We have covered quite a few of the harmful effects of stress, so this new one shouldn't be too much of a surprise. Prolonged stress can do everything from increase your chance of heart attack to paralyze you with the reoccurring memories of PTSD. Now, according to a study by Dr. Robert Wilson published in today's issue of Neurology, stress can impair memory as well as make a never-ending nightmare out of it.

Wilson followed 1,256 unimpaired senior citizens for a period of twelve years after-which  38% showed signs of Mild Cognitive Impairment (MCI is the limbo diagnosis for thought and memory impairment less than dementia but greater than expected at the current age).  Researchers are concerned about predicting and preventing MCI because there is reasonable evidence that MCI can progress into Alzheimer's. At first, the link between MCI and Alzheimer's was solely a statistical one (10-15% of patients with amnesic MCI develop Alzheimer's), but Josephy Parisi at the Mayo Alzheimer's Disease Research Center has uncovered concrete evidence. Autopsies of MCI patients showed structural changes in the brain that fit with the predicted intermediary step between normalcy and the larger-scale changes of Alzheimer's.

Today's study found that there was a definite correlation between the amount of distress subjects reported and the likelihood of MCI. The reality of this link can be trusted because Wilson carefully debunked other seemingly-promising correlations. For example, it first appeared that depression might be causing MCI, but further analysis showed that this illusory link disappears if the parts of depression overlapping with stress are removed.
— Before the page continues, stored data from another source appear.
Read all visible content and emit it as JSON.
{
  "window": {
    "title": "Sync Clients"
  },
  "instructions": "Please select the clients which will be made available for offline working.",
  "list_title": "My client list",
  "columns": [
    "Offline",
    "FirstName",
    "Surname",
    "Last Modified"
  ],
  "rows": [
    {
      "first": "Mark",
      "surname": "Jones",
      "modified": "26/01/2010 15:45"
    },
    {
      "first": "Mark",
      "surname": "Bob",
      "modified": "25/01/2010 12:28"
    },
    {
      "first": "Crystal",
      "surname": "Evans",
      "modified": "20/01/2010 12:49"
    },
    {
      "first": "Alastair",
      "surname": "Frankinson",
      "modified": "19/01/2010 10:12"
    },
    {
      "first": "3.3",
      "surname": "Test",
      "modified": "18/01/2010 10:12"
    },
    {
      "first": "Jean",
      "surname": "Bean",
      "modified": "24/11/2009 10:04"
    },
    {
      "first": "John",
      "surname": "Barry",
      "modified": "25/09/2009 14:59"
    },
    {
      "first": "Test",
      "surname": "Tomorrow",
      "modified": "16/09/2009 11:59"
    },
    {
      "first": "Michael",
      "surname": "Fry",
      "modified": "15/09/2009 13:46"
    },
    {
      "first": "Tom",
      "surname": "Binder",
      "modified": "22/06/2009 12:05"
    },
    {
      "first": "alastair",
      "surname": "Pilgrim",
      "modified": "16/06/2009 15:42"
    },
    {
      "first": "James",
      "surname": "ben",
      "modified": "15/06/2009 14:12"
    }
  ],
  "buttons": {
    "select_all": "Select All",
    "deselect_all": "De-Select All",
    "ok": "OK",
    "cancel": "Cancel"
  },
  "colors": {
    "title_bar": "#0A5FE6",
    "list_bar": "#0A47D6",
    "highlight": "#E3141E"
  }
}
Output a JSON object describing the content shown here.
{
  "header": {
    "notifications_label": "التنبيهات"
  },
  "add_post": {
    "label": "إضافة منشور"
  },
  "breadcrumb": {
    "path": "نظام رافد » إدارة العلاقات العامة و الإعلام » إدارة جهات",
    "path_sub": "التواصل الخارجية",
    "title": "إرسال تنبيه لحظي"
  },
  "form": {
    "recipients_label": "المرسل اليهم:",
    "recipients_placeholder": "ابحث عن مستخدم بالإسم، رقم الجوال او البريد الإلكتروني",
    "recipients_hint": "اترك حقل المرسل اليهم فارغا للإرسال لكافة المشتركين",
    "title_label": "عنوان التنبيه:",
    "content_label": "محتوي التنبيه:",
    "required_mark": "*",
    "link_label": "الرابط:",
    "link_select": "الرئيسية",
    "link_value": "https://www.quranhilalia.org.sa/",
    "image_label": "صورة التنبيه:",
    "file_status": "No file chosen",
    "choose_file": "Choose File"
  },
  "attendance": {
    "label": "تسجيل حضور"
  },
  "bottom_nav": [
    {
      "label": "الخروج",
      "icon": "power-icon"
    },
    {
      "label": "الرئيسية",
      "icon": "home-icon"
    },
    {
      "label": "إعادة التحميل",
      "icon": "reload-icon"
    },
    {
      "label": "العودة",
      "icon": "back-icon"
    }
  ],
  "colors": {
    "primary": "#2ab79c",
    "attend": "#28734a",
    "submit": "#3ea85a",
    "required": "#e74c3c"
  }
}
There is, however, one side of the issue that was not adequately addressed: What if people in the early stages of MCI are more anxious because they are subconsciously aware of the subtle and disconcerting breakdown of their brains? Further research will ferret out these relationships, but until then, reducing stress for older people could be a worthwhile preventative measure to help stave off Alzheimer's.